Easy way is to draw the graphs of each $y=\log_{10}{x}$ and $y=\sin{x}$ Second one's maximum is 1 and First one is an increasing function. So we'll get 3 points of intersectio n

Solution 1: From the problem, we have 2 functions, $f(x)=\log_{10}{x}$ and $g(x)=\sin(x)$ . Notice, the function $g(x)$ never reaches above 1, and we cannot take the logarithm of a negative number.
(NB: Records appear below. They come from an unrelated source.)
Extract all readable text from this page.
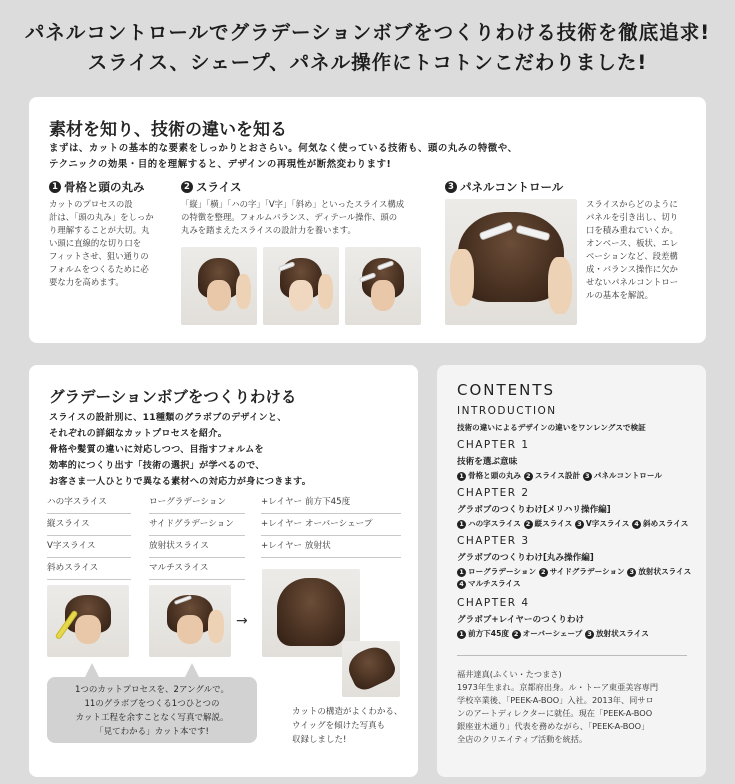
パネルコントロールでグラデーションボブをつくりわける技術を徹底追求!
スライス、シェープ、パネル操作にトコトンこだわりました!
素材を知り、技術の違いを知る
まずは、カットの基本的な要素をしっかりとおさらい。何気なく使っている技術も、頭の丸みの特徴や、
テクニックの効果・目的を理解すると、デザインの再現性が断然変わります!
1 骨格と頭の丸み
カットのプロセスの設
計は、「頭の丸み」をしっか
り理解することが大切。丸
い頭に直線的な切り口を
フィットさせ、狙い通りの
フォルムをつくるために必
要な力を高めます。
2 スライス
「縦」「横」「ハの字」「V字」「斜め」といったスライス構成
の特徴を整理。フォルムバランス、ディテール操作、頭の
丸みを踏まえたスライスの設計力を養います。
3 パネルコントロール
スライスからどのように
パネルを引き出し、切り
口を積み重ねていくか。
オンベース、板状、エレ
ベーションなど、段差構
成・バランス操作に欠か
せないパネルコントロー
ルの基本を解説。
グラデーションボブをつくりわける
スライスの設計別に、11種類のグラボブのデザインと、
それぞれの詳細なカットプロセスを紹介。
骨格や髪質の違いに対応しつつ、目指すフォルムを
効率的につくり出す「技術の選択」が学べるので、
お客さま一人ひとりで異なる素材への対応力が身につきます。
ハの字スライス
縦スライス
V字スライス
斜めスライス
ローグラデーション
サイドグラデーション
放射状スライス
マルチスライス
+レイヤー 前方下45度
+レイヤー オーバーシェープ
+レイヤー 放射状
→
1つのカットプロセスを、2アングルで。
11のグラボブをつくる1つひとつの
カット工程を余すことなく写真で解説。
「見てわかる」カット本です!
カットの構造がよくわかる、
ウイッグを傾けた写真も
収録しました!
CONTENTS
INTRODUCTION
技術の違いによるデザインの違いをワンレングスで検証
CHAPTER 1
技術を選ぶ意味
1 骨格と頭の丸み 2 スライス設計 3 パネルコントロール
CHAPTER 2
グラボブのつくりわけ[メリハリ操作編]
1 ハの字スライス 2 縦スライス 3 V字スライス 4 斜めスライス
CHAPTER 3
グラボブのつくりわけ[丸み操作編]
1 ローグラデーション 2 サイドグラデーション 3 放射状スライス
4 マルチスライス
CHAPTER 4
グラボブ+レイヤーのつくりわけ
1 前方下45度 2 オーバーシェープ 3 放射状スライス
福井達真(ふくい・たつまさ)
1973年生まれ。京都府出身。ル・トーア東亜美容専門
学校卒業後、「PEEK-A-BOO」入社。2013年、同サロ
ンのアートディレクターに就任。現在「PEEK-A-BOO
銀座並木通り」代表を務めながら、「PEEK-A-BOO」
全店のクリエイティブ活動を統括。
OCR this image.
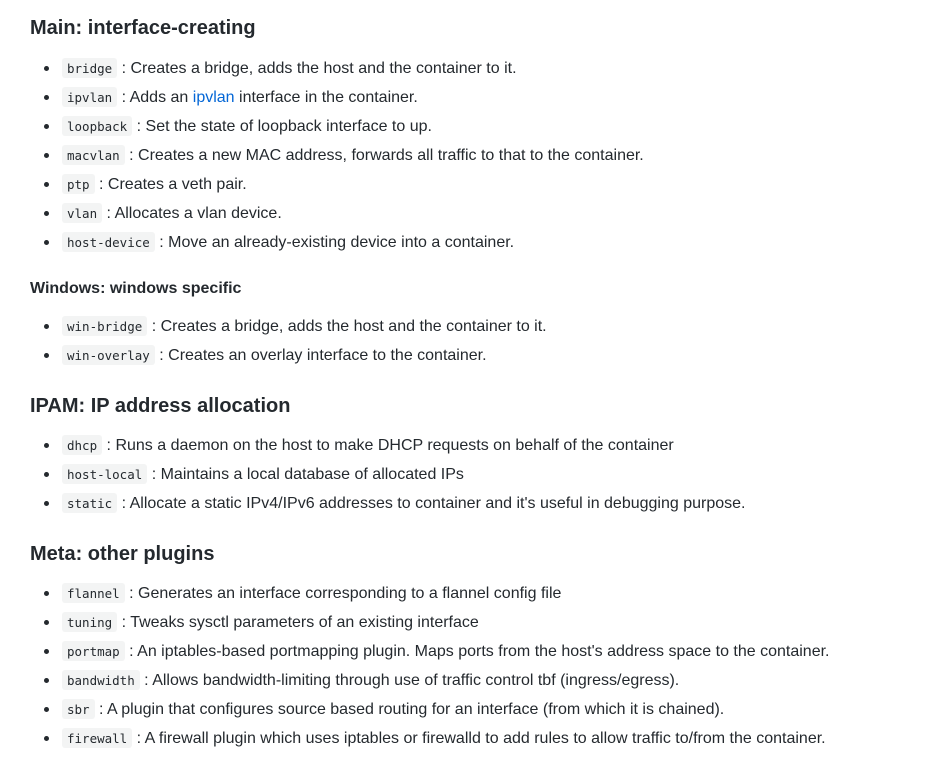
Main: interface-creating
bridge : Creates a bridge, adds the host and the container to it.
ipvlan : Adds an ipvlan interface in the container.
loopback : Set the state of loopback interface to up.
macvlan : Creates a new MAC address, forwards all traffic to that to the container.
ptp : Creates a veth pair.
vlan : Allocates a vlan device.
host-device : Move an already-existing device into a container.
Windows: windows specific
win-bridge : Creates a bridge, adds the host and the container to it.
win-overlay : Creates an overlay interface to the container.
IPAM: IP address allocation
dhcp : Runs a daemon on the host to make DHCP requests on behalf of the container
host-local : Maintains a local database of allocated IPs
static : Allocate a static IPv4/IPv6 addresses to container and it's useful in debugging purpose.
Meta: other plugins
flannel : Generates an interface corresponding to a flannel config file
tuning : Tweaks sysctl parameters of an existing interface
portmap : An iptables-based portmapping plugin. Maps ports from the host's address space to the container.
bandwidth : Allows bandwidth-limiting through use of traffic control tbf (ingress/egress).
sbr : A plugin that configures source based routing for an interface (from which it is chained).
firewall : A firewall plugin which uses iptables or firewalld to add rules to allow traffic to/from the container.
So, the lower bound of the domain is 0, and the upper bound of the domain is the point where $\log_{10}{x}=1$ . We can now solve for the upper bound: $\log_{10}{x}=1 \\ x = 10^1= 10$ Examining this domain, we notice that $g(x)$ cycles through just over $\frac{3}{2}$ periods, since each period is of length $2\pi \approx 6.28$ . Now, notice $f(x)$ only reaches a positive value when $x>1$ and continues to steadily increase. Also, notice that $g(x)$ first reaches 1 at x coordinate $\frac{\pi}{2}$ , and slowly goes back down towards 0. Therefore, during this interval, $f(x)$ must equal $g(x)$ at 1 point. When we get to $x=2\pi$ , the function $g(x)$ becomes positive again, reaches back to 1 and goes back down to zero at $x=3\pi$ . Therefore, during this interval, $f(x)$ must equal $g(x)$ twice. Adding up our results, we get $1+2=\boxed{3}$ .
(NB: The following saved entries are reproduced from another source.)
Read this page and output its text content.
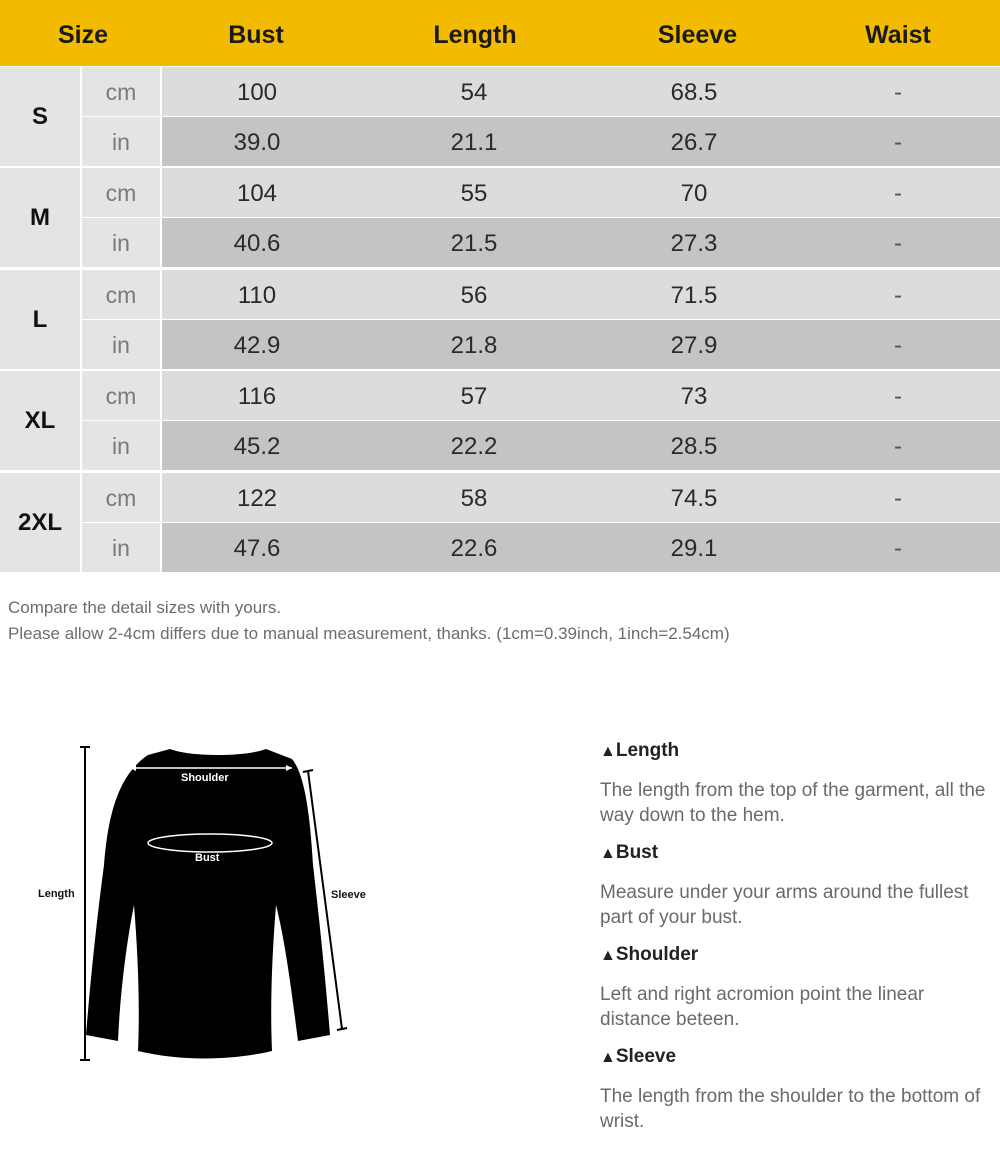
Size	Bust	Length	Sleeve	Waist
S
cm	100	54	68.5	-
in	39.0	21.1	26.7	-
M
cm	104	55	70	-
in	40.6	21.5	27.3	-
L
cm	110	56	71.5	-
in	42.9	21.8	27.9	-
XL
cm	116	57	73	-
in	45.2	22.2	28.5	-
2XL
cm	122	58	74.5	-
in	47.6	22.6	29.1	-
Compare the detail sizes with yours.
Please allow 2-4cm differs due to manual measurement, thanks. (1cm=0.39inch, 1inch=2.54cm)
Shoulder
Bust
Length	Sleeve

▲Length

The length from the top of the garment, all the way down to the hem.

▲Bust

Measure under your arms around the fullest part of your bust.

▲Shoulder

Left and right acromion point the linear distance beteen.

▲Sleeve

The length from the shoulder to the bottom of wrist.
Solution 2: We can simplify the equation given to us: $\log_{10}{x}=\sin(x)\\ x=10^{\sin(x)}, x>0$ From this new equation, we are able to obtain the functions $f(x)=x$ and $g(x)=10^{\sin(x)}$ . Notice, $g(x)$ never reaches above 10. Therefore, we only need to focus on the domain $(0,10]$ . Because the only place x appears in $g(x)$ is in the sine function, the function is periodic. Notice, $g(0)=1$ and $g'(0)=\ln(10)>1$ , therefore, $g(x)$ starts above $f(x)$ in the given interval and increases faster than $f(x)$ . Once $g(x)$ gets to $\frac{\pi}{2}$ , it reaches its peak at 10 and comes back downward to $\frac{1}{10}$ at $x=\frac{3\pi}{2}$ . Therefore, during that interval, $f(x)$ intersects $g(x)$ once. After x becomes greater than $2\pi$ , $g(x)$ increases back up to 10 and comes back downward to $10^{\sin(10)}$ at $x=10$ . Notice, $\sin(10)<0$ , therefore, the value of $g(x)$ becomes fractional by the end of the interval $(0,10]$ . Therefore, during the last interval $[2\pi,10]$ , $g(x)$ intersects $f(x)$ twice. Adding up our results, we get $1+2=\boxed{3}$

Plot the graphs of the two functions given. Then you will find that the two functions will have 3 intersections. These 3 intersections are the solutions of the given question.